A new approach to economic policy is needed in order to accelerate Finland's stunted economic growth, according to the Research Institute of the Finnish Economy (Etla).
Ahead of the government's mid-term review, a two-day round of talks assessing the government's actions so far and its plans for the future, Etla is recommending, among other things, more incentives for investment, as well as reforming social security in order to make it more appealing to work.
"Finland has fallen into the so-called growth trap. Slow growth prospects are not an incentive to investments, which means that growth will continue to be slow. In addition, Finland is weighed down by a zero-interest liquidity trap, where monetary policy makes it difficult to revive the economy," said Etla Managing Director Aki Kangasharju in a press release.
According to the think tank, the development of new ideas and investment came to a halt in Finland during the global financial crisis and the collapse of Nokia cluster.
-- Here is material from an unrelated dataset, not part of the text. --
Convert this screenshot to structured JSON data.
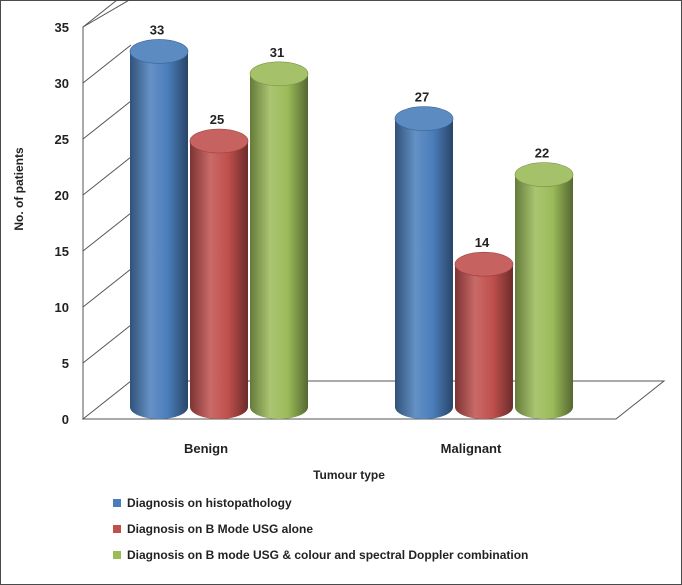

The state became indebted and the situation was exacerbated by an ageing population. Recovery has been further slowed down by the eurozone crisis of 2009 and by the current interest rate crisis.
Etla has suggested that higher education institutions should be given the opportunity to charge tuition fees, because the transition from higher education to the workforce is happening too late.
Work-based migration should be promoted by abandoning needs assessment and speeding up work permit processes. In addition, experts from abroad should be attracted with tax incentives, said the institute's press release.
In addition, Etla highlighted that social and unemployment security should be made more work-friendly. The duration of earnings-related schemes should be shortened, and the amount of support should be staggered. Receiving low-wage and part-time work should be made profitable, together with a comprehensive social security reform. The lowest wages would be offset by income transfers.
The price of housing should be lowered, especially in the capital region, where high housing costs are a problem for those in the lowest-paid jobs.